Tuesday, Bush gives us his new take on corporate wrongdoing. The second coming of Teddy Roosevelt? No. GWB lived through the Sixties without its zeitgeist crossing his path, he'll make it through the Oughts without breaking the code. Expect tough talk on Good and Evil, Crime and Punishment, but expect the unexpected. Bush needs more than outrage. Keynote, an "Axis of Detail"? Pursue the wrongdoers through their gated communities, past their traps and bunkers, and smoke 'em out of their Par 4's? Will he call tax refugees back from Bermuda on a patriotic mission? 18 months, and Bush hasn't fired anybody.
This should be good, as his Harken Energy paper trail is swirling in the whirlwind again. [Major newsmedia this morning persistently described Bush -- incorrectly -- as "cleared of wrongdoing". Is the rally-round-the-flag rule still effect? "Fully vetted"? Nuh-uh. SEC exercised descretion in declining to prosecute, but clearly explained its action was not an exoneration.] In an undisclosed location, Cheney must be sweating bullets over Halliburton. Sec. Army Thomas White, nee VP White of the Enron Virtual Market Rangers is still an attractive sacrificial goat.
Wednesday thru Friday in Milan, the International Corporate Governance Network has its annual conference. Should be an uncommonly lively session, with more than usual media visibility.

Thursday looks like a slack day, but one never knows, does one?

Friday Shields and Brooks and Kudlow and Cramer and Gibbs and Colvin will put it all in context.


On a parallel timeline, Harvey Pitt is rolling his own reform plan. He opposes basically all the initiatives moving in Congress, but believes he can -- on his own say-so -- criminalize false and misleading filings, send key executives to purgatory, create an oversight board in the private sector but with broad powers of taxation, regulation and adjudication. Harvey's as smart a securities lawyer as any, but he seems to have hand-waved over some basic constitutional issues ... and people are paying attention. Other issues: Pitt's proposed executive attestation "to the best of my knowledge" is a weak link, and mossback ideals seem to have flipped from "rule of law good, faceless bureaucratic regulation bad" to "hairy faceless bureaucratic regulation good, legislation bad".

Losers: Phil Gramm, who figured he could stop the world, and figured wrong. Sen. Evan Bayh (D-IN), who slipped too far into the "lets not be hasty" camp, may have missed the bus. Connecticut Democrat Senators Lieberman and Dodd, who have shilled too far for accounting industry interests.
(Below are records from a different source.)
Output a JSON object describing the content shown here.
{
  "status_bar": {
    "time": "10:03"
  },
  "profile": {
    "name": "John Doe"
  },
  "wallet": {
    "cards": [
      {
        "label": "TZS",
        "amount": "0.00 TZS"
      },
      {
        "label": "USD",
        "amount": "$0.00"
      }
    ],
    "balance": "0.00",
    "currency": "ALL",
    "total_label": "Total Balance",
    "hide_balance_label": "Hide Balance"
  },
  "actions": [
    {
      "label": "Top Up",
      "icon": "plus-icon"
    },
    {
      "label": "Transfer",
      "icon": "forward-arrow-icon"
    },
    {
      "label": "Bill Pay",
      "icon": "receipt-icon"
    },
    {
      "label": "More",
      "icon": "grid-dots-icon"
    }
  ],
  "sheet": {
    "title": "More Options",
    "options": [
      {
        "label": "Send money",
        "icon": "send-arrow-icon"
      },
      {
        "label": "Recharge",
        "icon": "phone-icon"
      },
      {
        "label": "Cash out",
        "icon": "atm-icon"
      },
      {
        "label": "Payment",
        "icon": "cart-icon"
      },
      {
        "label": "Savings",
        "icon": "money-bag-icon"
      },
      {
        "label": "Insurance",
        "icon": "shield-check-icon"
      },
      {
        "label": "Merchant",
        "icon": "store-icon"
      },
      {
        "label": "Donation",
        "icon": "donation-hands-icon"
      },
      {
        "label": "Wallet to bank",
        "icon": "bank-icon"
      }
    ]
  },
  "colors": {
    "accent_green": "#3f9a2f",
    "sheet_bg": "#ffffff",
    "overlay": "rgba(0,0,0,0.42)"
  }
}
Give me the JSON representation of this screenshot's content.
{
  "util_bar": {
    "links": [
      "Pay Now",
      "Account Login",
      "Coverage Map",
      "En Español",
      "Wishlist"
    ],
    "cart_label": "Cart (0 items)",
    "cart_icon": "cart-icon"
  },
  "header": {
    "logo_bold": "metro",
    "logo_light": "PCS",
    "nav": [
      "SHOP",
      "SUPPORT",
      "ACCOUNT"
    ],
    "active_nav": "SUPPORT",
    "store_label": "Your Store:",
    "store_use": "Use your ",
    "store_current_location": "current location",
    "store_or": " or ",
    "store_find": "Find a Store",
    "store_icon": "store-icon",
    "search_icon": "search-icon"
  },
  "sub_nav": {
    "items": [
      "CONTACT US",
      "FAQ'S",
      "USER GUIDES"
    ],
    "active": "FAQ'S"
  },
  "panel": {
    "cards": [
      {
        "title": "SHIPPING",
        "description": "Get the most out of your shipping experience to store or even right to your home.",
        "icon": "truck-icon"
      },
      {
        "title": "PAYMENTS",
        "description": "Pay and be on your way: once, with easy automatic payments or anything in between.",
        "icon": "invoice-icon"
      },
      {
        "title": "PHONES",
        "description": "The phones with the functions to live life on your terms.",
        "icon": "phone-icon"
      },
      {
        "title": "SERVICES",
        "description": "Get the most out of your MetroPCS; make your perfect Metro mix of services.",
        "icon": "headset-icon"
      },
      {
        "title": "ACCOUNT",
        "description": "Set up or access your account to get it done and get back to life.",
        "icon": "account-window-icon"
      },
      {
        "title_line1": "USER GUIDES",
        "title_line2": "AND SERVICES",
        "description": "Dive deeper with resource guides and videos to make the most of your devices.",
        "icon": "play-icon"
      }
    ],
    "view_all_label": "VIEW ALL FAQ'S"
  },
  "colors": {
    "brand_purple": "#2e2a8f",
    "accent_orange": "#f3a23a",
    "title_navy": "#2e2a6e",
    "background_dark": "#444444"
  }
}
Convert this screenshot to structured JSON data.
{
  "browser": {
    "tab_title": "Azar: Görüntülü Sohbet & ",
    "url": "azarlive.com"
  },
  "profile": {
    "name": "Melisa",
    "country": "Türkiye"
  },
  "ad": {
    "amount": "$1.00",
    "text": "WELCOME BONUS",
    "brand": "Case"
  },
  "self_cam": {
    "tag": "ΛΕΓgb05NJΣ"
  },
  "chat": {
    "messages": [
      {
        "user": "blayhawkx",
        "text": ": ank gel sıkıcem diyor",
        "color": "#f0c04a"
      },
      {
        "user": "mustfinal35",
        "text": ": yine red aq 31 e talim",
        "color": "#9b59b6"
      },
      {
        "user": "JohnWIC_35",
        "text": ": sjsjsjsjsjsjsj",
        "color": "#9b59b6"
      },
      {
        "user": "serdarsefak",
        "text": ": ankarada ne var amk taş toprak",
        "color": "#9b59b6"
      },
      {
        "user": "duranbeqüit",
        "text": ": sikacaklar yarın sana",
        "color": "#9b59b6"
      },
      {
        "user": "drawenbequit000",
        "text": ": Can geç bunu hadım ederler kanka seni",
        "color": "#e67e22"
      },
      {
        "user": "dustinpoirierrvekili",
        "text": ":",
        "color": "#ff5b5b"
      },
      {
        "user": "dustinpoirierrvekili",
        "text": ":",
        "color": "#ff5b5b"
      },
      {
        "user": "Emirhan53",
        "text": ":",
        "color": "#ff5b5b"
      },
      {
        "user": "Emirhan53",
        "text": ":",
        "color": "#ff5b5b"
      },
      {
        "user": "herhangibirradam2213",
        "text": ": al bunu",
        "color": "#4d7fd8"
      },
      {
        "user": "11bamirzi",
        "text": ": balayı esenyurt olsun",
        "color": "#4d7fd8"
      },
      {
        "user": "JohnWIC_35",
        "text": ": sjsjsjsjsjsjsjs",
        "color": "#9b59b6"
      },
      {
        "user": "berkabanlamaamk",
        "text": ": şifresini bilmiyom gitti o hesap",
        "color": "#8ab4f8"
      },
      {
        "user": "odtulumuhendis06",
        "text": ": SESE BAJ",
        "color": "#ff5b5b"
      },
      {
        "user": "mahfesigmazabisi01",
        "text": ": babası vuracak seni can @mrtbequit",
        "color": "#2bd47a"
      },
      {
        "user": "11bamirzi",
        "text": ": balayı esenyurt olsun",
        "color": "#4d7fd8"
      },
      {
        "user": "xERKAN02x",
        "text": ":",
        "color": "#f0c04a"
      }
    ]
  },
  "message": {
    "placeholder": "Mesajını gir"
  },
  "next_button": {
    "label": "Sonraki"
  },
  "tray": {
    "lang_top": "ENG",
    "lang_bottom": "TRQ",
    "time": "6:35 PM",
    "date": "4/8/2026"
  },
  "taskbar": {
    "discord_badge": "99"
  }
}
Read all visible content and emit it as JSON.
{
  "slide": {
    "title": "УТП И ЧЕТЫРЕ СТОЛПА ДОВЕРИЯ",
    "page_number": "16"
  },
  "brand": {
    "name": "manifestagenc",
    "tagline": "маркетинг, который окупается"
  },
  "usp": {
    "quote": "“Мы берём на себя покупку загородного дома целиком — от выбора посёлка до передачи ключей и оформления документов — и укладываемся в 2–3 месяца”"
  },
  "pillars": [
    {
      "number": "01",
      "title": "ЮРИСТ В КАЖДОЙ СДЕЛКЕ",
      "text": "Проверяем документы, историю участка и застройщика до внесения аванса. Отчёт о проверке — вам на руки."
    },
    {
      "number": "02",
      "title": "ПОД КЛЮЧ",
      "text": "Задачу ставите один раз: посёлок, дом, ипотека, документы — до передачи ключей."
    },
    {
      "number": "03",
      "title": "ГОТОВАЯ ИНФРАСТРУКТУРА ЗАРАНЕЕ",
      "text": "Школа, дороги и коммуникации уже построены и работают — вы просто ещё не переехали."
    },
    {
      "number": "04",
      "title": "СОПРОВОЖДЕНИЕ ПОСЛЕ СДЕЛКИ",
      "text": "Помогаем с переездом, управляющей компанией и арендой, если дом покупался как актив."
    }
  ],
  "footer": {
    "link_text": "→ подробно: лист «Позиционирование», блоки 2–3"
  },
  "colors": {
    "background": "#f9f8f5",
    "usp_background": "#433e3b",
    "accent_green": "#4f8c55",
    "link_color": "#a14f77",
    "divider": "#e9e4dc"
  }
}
Will the Democratic Caucus have the nerve to pull key committee assignments out from under Lieberman, a potential 2004 standard-bearer?

Timely disclosure: Reliant fesses up to $7.8B inflated revenues (round-trip trades), which gets lost under this week's radar.

Intriguing side-effect: Vladmir Putin observes Bush's predicament, develops more nuanced understanding of market systems, hazards of libertarian claptrap, mafia capitalism.

This week's action -- or this year's action -- is only setting the stage. The real problems are deeper than anything we'll hear discussed this week, but there's a common thread linking fictitious filings, outlandish compensation packages, inefficient markets, wealth disparities and make-believe economics. Down the road and down the calendar, we may see major party realignment, major wealth realignment, even fundamental system change.

For now, a question or three: Are outright fraud and outright theft the only things worth getting worked up about? Are they even the biggest things on corporate governance radar? Is punishment the best prevention?

PREDICTION: Regardless of November election outcomes, Trent Lott will not repeat as his party's leader in the Senate.

PREDICTION: The "personal accountability" movement will spur creation of the Chief Accountability Officer, i.e., the designated corporate Fall Guy.

PREDICTION: The existing independent audit system WILL COLLAPSE ... perhaps soon, perhaps not, but rather abruptly when it does. What's our Plan B?